Thyroid storm is a rare presentation of hyperthyroidism. It is also known as “thyrotoxic crisis”. It is a more severe presentation of hyperthyroidism with pyrexia, tachycardia and delirium. It requires admission for monitoring and is treated the same way as any other presentation of thyrotoxicosis, although they may need supportive care with fluid resuscitation, anti-arrhythmic medication and beta-blockers.

 

Hyperthyroidism Management

Information here is summarised from NICE CKS 2016. Treatment is guided by a specialist.

 

Carbimazole

Carbimazole is the first line anti-thyroid drug. It is usually successful in treating patients with Grave’s Disease, leaving them with normal thyroid function after 4-8 weeks. Once the patient has normal thyroid hormone levels, they continue on maintenance carbimazole and either:

  • The dose is carefully titrated to maintain normal levels (known as “titration-block”)
  • The dose is sufficient to block all production and the patient takes levothyroxine titrated to effect (known as “block and replace”)

Complete remission and the ability to stop taking carbimazole is usually achieved within 18 months of treatment.

 

Propylthiouracil

Propylthiouracil is the second line anti-thyroid drug. It is used in a similar way to carbimazole. There is a small risk of severe hepatic reactions, including death, which is why carbimazole is preferred.

 

Radioactive Iodine

Treatment with radioactive iodine involves drinking a single dose of radioactive iodine. This is taken up by the thyroid gland and the emitted radiation destroys a proportion of the thyroid cells. This reduction in functioning cells results in a decrease of thyroid hormone production and thus remission from the hyperthyroidism. Remission can take 6 months and patients can be left hypothyroid afterwards and require levothyroxine replacement.

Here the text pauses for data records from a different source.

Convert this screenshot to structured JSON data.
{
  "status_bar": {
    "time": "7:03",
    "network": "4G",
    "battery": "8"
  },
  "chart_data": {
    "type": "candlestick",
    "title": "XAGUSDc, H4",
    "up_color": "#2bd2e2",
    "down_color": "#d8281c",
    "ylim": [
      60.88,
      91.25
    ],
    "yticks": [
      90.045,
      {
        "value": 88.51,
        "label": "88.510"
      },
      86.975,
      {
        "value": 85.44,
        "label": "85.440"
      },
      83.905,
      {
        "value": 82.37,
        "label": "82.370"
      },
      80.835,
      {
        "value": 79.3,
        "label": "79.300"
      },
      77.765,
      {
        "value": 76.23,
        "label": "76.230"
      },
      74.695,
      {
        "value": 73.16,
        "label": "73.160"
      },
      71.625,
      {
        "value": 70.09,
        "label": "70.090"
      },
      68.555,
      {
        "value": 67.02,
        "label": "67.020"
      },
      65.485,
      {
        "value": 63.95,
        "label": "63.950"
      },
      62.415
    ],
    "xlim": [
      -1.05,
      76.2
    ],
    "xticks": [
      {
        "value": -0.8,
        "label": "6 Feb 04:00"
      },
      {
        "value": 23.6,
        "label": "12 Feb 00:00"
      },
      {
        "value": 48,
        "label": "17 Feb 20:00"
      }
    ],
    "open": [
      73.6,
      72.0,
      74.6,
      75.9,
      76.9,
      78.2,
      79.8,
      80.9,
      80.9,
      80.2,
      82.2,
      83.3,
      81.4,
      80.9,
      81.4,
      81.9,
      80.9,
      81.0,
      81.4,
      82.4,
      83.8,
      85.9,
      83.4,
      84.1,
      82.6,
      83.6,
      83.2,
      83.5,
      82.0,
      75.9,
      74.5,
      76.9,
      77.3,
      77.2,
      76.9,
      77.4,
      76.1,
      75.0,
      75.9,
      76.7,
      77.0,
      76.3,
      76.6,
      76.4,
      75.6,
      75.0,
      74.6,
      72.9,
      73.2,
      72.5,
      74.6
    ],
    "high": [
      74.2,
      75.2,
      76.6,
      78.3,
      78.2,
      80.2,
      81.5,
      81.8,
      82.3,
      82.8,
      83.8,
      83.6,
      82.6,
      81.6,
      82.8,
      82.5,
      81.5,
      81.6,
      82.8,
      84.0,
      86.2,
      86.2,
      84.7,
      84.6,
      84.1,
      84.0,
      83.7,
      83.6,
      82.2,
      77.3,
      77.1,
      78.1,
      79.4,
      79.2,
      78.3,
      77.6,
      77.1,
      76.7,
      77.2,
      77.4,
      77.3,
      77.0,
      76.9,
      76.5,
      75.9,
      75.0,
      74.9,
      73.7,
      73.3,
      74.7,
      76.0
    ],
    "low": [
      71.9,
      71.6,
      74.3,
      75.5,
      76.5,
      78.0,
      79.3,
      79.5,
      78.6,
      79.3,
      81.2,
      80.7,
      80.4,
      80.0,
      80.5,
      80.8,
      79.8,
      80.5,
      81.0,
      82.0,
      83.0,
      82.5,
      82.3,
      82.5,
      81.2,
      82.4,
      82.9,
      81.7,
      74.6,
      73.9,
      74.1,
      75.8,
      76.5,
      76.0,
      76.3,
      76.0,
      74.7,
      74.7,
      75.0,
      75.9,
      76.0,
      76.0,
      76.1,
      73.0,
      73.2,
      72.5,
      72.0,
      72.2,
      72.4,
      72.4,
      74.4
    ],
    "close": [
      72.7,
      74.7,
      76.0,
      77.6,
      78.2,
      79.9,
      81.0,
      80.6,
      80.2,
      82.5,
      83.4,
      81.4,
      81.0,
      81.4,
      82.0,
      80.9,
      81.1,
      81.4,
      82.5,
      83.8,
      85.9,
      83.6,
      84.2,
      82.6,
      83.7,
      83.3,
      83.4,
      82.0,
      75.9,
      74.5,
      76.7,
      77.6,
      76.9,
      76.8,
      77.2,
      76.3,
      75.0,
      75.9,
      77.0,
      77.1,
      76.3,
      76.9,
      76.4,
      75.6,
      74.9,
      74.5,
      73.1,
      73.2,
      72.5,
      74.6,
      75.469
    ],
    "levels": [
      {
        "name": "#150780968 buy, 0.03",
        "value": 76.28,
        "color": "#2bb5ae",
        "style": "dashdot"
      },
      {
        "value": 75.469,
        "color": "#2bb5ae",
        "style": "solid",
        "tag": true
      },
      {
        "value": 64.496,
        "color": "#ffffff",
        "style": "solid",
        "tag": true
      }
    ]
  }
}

There are strict rules where the patient:

  • Must not be pregnant and are not allowed to get pregnant within 6 months
  • Must avoid close contact with children and pregnant women for 3 weeks (depending on the dose)
  • Limit contact with anyone for several days after receiving the dose

Beta-blockers

Beta blockers are used to block the adrenalin related symptoms of hyperthyroidism. Propranolol is a good choice because it non-selectively blocks adrenergic activity as opposed to more “selective” beta blockers the work only on the heart. They do not actually treat the underlying problem but control the symptoms whilst the definitive treatment takes time to work. They are particularly useful in patients with thyroid storm.

 

Surgery

A definitive option is to surgically remove the whole thyroid or toxic nodules. This effectively stops the production of thyroid hormone, however the patient will be left hypothyroid post thyroidectomy and require levothyroxine replacement for life.